Y traigo a colación esto último, ejecutar lo juzgado, porque hace pocos días hemos asistido con escándalo al asesinato de una joven de 23 años por su ex novio, que cumplía condena de 11 años por el intento de asesinato de otra joven, también novia suya. Caso idéntico, pues. Pero el asesino se encontraba en libertad disfrutando de los beneficios de la Ley Penitenciaria, en contra del criterio de la psicóloga que lo trató en prisión. Ni a la joven ni a los jueces les cogió de sorpresa. Ella formuló varias denuncias -la última, de su puño y letra- explicando el grave peligro que corría. Ellos hicieron caso omiso, las apilaban en medio del caos de papeles que suele existir en los juzgados.
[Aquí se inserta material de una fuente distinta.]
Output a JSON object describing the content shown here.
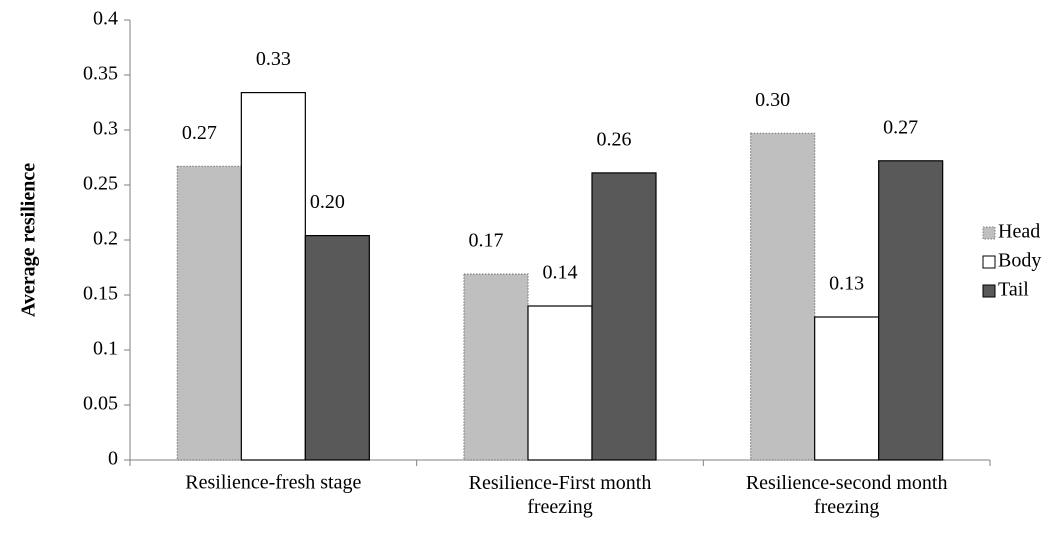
{
  "chart_data": {
    "type": "bar",
    "y_label": "Average resilience",
    "categories": [
      "Resilience-fresh stage",
      "Resilience-First month freezing",
      "Resilience-second month freezing"
    ],
    "series": [
      {
        "name": "Head",
        "color": "#bfbfbf",
        "values": [
          0.267,
          0.169,
          0.297
        ],
        "value_labels": [
          "0.27",
          "0.17",
          "0.30"
        ]
      },
      {
        "name": "Body",
        "color": "#ffffff",
        "values": [
          0.334,
          0.14,
          0.13
        ],
        "value_labels": [
          "0.33",
          "0.14",
          "0.13"
        ]
      },
      {
        "name": "Tail",
        "color": "#595959",
        "values": [
          0.204,
          0.261,
          0.272
        ],
        "value_labels": [
          "0.20",
          "0.26",
          "0.27"
        ]
      }
    ],
    "ylim": [
      0,
      0.4
    ],
    "yticks": [
      0,
      0.05,
      0.1,
      0.15,
      0.2,
      0.25,
      0.3,
      0.35,
      0.4
    ],
    "grid": false,
    "legend": "right"
  }
}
Sólo el fiscal pidió reiteradamente al juzgado de vigilancia penitenciaria que se suspendiera la situación de libertad de que disfrutaba el agresor. Tampoco se le atendió. Incluso después de muerta Mar Herrero, en un buen ejercicio de corporativismo, han salido con un comunicado sorprendente, justificando su posición, a explicar que la ley no les permitía hacer otra cosa. Y no es cierto: sí cabía otra interpretación cuando el fiscal la formuló. Es difícil hacerlo peor.

Esto tiene que tener un final y los demócratas hemos de propiciarlo. La sentencia del caso Liaño es una esperanza en ese camino que marca un cambio de rumbo muy prometedor. Es un torpedo en la línea de flotación del corporativismo judicial. Es una interpretación clara y valiente del tipo penal de prevaricación y hace que la ciudadanía pueda sentirse más segura de la imparcialidad de los tribunales, o al menos de que los controles previstos en las leyes para preservarla empiezan a funcionar.

Cristina Alberdi es diputada nacional y ex consejera del Poder Judicial.